Qui se souvient encore de cette mise à mort d’une certaine idée de la France par un hebdomaire anglosaxon ?
Pour mieux la comprendre, avant d’étudier le fond du sujet, il convient de rappeler le contexte. Sans vouloir prêter à l’auteur de mauvaises intentions, force est de constater que cet article s’inscrit dans quatre années de tensions franco-américaines suite au refus appuyé de la France de rejoindre la coalition américaine dans la guerre en Irak en 2003. La France fait par exemple l’objet de nombreuses moqueries transmises par le vecteur culturel américain. Un exemple parmi tant d’autres : un épisode des Simpsons où une scène gratuite caricature les officiels français comme des mangeurs de grenouille.
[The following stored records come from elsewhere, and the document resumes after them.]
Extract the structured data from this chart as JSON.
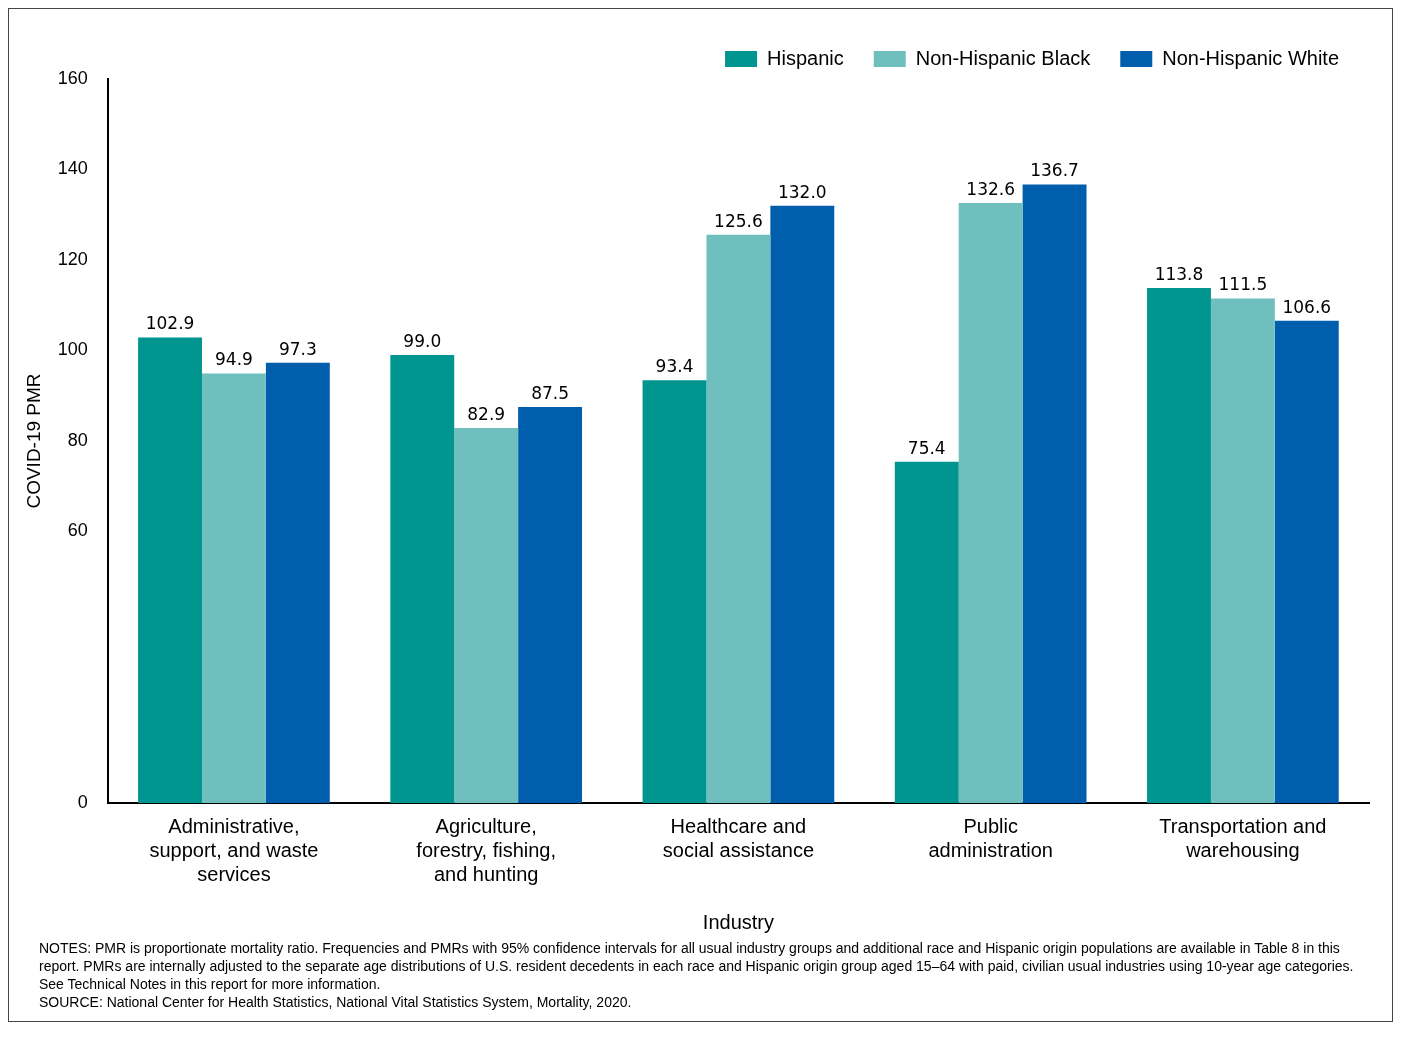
{
  "chart_data": {
    "type": "bar",
    "xlabel": "Industry",
    "ylabel": "COVID-19 PMR",
    "categories": [
      "Administrative, support, and waste services",
      "Agriculture, forestry, fishing, and hunting",
      "Healthcare and social assistance",
      "Public administration",
      "Transportation and warehousing"
    ],
    "series": [
      {
        "name": "Hispanic",
        "color": "#00968f",
        "values": [
          102.9,
          99.0,
          93.4,
          75.4,
          113.8
        ],
        "value_labels": [
          "102.9",
          "99.0",
          "93.4",
          "75.4",
          "113.8"
        ]
      },
      {
        "name": "Non-Hispanic Black",
        "color": "#70bfbf",
        "values": [
          94.9,
          82.9,
          125.6,
          132.6,
          111.5
        ],
        "value_labels": [
          "94.9",
          "82.9",
          "125.6",
          "132.6",
          "111.5"
        ]
      },
      {
        "name": "Non-Hispanic White",
        "color": "#005eac",
        "values": [
          97.3,
          87.5,
          132.0,
          136.7,
          106.6
        ],
        "value_labels": [
          "97.3",
          "87.5",
          "132.0",
          "136.7",
          "106.6"
        ]
      }
    ],
    "ylim": [
      0,
      160
    ],
    "yticks": [
      0,
      60,
      80,
      100,
      120,
      140,
      160
    ],
    "grid": false,
    "legend": "top right",
    "annotations": [
      "NOTES: PMR is proportionate mortality ratio. Frequencies and PMRs with 95% confidence intervals for all usual industry groups and additional race and Hispanic origin populations are available in Table 8 in this report. PMRs are internally adjusted to the separate age distributions of U.S. resident decedents in each race and Hispanic origin group aged 15–64 with paid, civilian usual industries using 10-year age categories. See Technical Notes in this report for more information.",
      "SOURCE: National Center for Health Statistics, National Vital Statistics System, Mortality, 2020."
    ]
  }
}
Cela étant dit, si l’article fit autant réagir, c’est bien qu’il visait parfois juste. En effet, l’auteur pointait notamment l’absence de récompenses majeures obtenues par les Français dans de nombreux domaines. Des dizaines d’année sans oscar pour le cinéma. Un dernier Prix Nobel de littérature datant de 2000 – si 7 ans peuvent paraître peu, il ne faut pas oublier que la France fait partie des principaux bataillons dans cette catégorie. A cette appréciation objective (le nombre de récompenses) s’ajoute des considérations plus subjectives mais a priori difficilement contestables. Combien d’artistes français connus en dehors des frontières hexagonales ? Qui derrière Johnny Hallyday décédé depuis ? Où sont les prochains Sartre, Camus et Malraux ? François Truffaut n’a-t-il pas de successeur ? Ne reste-t-il à la France que ses musées et sa gastronomie d’antan ? Bref, du patrimoine sous cloche mais qui n’apporte plus rien de nouveau.
Douze ans plus tard, quel regard apporter sur cette tribune ?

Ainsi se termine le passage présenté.